Не обманула старуха. Три дня и три ночи ворожила, зельями горькими поила, травами дурманными окуривала да мясом сырым кормила, а на четвертый день почувствовал Олег, что отступило безумие, заснул зверь под сердцем, и дышать стало легче.
На прощание подарила ведьма перстень золотой с тисненою волчьей мордой.
– Держи, – сказала, – печать волчью, носи, не снимая. И про слово свое помни…
Она и вправду была птицей, черноокая, черноволосая Аннелике, доверчивое лесное создание. В ее глазах Олег увидел себя. Глядя в черные зрачки, Олег смирился с собой, сумел сжиться с волком внутри. Зверь больше не спал, но и не рвался на свободу. Он тянулся к Аннелике, а она готова была принять зверя зверем. Приняла и человека.

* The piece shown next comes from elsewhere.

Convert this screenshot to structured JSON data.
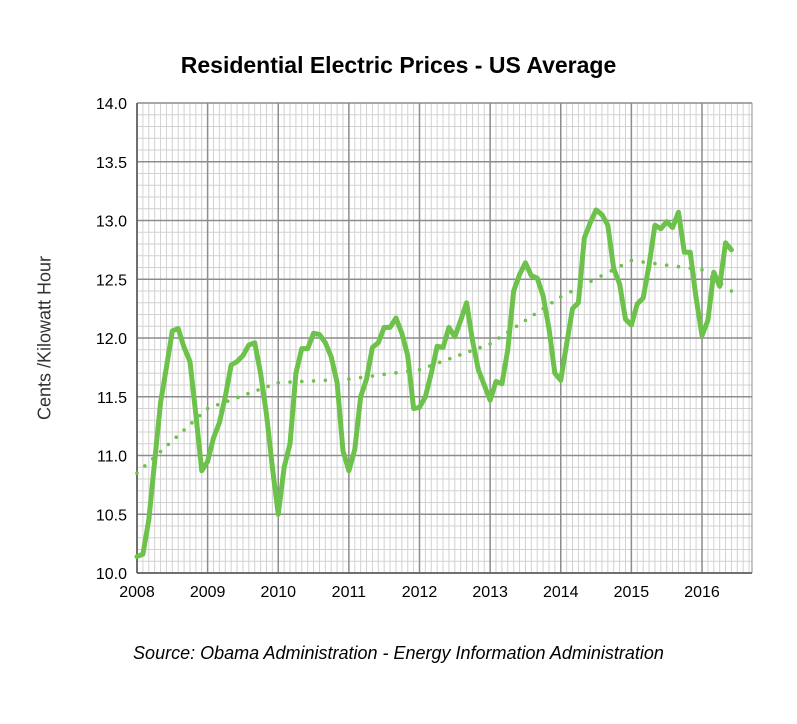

Это не было похоже на любовь, скорее на сговор двух обреченных, двух проклятых, мятущихся. Иногда князю хотелось выть от злости и отвращения к самому себе. Нельзя было привязывать чужую душу, нельзя было манить чувством, дать которое не способен, нельзя было… Но он не мог без Аннелике. Дурман. Проклятие. Свобода. С Аннелике даже волчья печать стала не нужна, зачем, если есть ее глаза, ее душа, ее любовь…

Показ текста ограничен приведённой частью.